Sidley represented GlaxoSmithKline plc (GSK) on the refinancing of its core revolving credit facilities consisting of US$2.5 billion of 364-day facilities and £1.9 billion of multi-currency three-year facilities. These facilities replace GSK’s existing revolving credit facilities provided by its panel of twelve relationship banks on a bilateral basis.
In anticipation of the cessation of the London Interbank Offered Rate (LIBOR), these are the first large-scale credit facilities executed globally to be linked from the commencement date to both the Sterling Overnight Index Average (SONIA) and the Secured Overnight Financing Rate (SOFR), compounded in arrear.
The loan agreements include fixed-spread adjustment amounts for both SONIA and SOFR, which form a separate element of the composite interest rate. This approach helps GSK to avoid paying a higher all-in rate in the event of negative SONIA/SOFR. Interest periods have been set at one month, with a fixed-spread adjustment reflecting the five-year historic median of spreads between the relevant LIBORs and SONIA and SOFR.
The facilities use a five business day lookback (also known as the “lag” methodology) instead of the “observation shift” methodology that had previously been used in other Risk Free Rate (RFR) transactions. This is to align with the latest UK and U.S. regulatory and industry working group recommendations while achieving consistency across currencies and geographies.

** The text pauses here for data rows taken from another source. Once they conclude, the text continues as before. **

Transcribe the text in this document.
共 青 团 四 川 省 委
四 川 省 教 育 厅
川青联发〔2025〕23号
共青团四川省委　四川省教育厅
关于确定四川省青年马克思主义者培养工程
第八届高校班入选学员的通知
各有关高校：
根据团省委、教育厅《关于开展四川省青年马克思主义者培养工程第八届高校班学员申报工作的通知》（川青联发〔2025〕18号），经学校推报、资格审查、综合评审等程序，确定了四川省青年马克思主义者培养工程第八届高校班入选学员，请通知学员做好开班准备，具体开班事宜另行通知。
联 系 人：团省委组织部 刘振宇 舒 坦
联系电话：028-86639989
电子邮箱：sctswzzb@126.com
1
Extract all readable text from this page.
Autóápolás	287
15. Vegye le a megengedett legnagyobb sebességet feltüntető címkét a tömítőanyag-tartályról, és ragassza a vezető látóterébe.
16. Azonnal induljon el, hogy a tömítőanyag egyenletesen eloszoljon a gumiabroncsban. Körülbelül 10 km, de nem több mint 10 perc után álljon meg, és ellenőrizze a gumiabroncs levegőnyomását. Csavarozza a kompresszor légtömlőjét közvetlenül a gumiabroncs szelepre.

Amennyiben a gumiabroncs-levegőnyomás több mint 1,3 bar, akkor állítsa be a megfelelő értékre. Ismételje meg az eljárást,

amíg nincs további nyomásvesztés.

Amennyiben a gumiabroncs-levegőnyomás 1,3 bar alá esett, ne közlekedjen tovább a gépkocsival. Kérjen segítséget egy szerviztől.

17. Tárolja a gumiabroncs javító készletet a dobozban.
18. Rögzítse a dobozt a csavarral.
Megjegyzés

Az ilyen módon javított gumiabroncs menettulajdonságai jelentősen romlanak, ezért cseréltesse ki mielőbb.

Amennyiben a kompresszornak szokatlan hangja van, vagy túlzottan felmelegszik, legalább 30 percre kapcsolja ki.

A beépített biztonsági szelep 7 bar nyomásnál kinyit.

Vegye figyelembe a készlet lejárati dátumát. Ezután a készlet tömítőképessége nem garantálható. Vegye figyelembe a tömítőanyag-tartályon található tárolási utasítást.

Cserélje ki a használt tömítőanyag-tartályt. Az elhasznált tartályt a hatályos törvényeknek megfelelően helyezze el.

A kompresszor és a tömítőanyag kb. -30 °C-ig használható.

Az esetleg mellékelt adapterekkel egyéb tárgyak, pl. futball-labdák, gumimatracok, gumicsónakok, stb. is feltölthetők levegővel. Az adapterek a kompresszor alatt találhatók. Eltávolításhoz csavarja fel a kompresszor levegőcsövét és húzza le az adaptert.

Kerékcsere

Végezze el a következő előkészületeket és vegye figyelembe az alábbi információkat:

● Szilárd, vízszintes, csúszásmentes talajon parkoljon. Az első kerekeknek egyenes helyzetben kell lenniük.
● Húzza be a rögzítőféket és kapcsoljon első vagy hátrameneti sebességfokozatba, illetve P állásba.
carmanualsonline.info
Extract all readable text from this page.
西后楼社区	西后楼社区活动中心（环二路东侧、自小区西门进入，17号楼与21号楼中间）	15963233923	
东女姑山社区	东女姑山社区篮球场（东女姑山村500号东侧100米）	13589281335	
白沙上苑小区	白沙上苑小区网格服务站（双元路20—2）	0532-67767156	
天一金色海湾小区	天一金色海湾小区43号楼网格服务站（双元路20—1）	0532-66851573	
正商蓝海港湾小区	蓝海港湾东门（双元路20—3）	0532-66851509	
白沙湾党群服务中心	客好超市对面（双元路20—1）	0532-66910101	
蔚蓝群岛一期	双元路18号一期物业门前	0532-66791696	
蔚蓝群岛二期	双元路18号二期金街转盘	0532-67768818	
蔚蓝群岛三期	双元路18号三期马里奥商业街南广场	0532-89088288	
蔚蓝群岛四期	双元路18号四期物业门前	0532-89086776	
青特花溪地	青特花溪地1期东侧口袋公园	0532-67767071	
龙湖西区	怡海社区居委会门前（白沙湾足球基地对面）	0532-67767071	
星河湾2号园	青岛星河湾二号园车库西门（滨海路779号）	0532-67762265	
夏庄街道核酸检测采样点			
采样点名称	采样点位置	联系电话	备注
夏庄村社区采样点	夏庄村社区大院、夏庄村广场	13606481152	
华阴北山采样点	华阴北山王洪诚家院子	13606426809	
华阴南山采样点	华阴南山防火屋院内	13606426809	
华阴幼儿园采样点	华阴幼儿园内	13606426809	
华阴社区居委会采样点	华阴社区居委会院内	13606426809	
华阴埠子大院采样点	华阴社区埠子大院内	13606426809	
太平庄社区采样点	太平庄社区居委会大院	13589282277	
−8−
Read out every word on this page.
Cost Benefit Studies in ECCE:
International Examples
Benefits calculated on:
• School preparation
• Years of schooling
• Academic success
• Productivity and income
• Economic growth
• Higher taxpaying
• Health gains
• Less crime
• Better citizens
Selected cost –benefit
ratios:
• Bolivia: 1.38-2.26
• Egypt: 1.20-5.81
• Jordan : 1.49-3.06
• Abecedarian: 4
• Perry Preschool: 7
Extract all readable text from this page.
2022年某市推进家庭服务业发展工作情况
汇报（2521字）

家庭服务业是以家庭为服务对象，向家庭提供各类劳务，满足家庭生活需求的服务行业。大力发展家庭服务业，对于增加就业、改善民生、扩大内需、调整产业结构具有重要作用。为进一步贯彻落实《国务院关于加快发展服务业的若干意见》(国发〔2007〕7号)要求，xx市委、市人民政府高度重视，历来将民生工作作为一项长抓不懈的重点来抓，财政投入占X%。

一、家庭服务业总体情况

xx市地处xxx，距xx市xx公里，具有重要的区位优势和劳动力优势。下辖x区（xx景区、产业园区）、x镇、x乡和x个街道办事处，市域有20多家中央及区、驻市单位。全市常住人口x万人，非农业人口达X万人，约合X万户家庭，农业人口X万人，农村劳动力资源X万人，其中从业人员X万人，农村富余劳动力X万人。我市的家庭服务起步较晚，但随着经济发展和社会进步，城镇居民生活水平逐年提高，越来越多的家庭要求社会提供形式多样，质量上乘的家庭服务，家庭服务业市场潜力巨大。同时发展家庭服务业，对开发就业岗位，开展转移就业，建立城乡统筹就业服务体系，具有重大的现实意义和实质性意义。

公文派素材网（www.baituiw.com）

The Sidley team in London was led by David Howe (partner, Capital Markets), and included Benedetta Pacifico (senior associate, Capital Markets), David Kucharski (associate, Capital Markets), Alistair Gunn (trainee, Capital Markets), Oliver Currall (partner, Tax), and Oliver Rosshandler (associate, Tax).
Allen & Overy LLP in London (partner, Greg Brown and associate, Dominique Crowley) advised HSBC Bank plc in its capacity as Risk Free Rate Coordinator.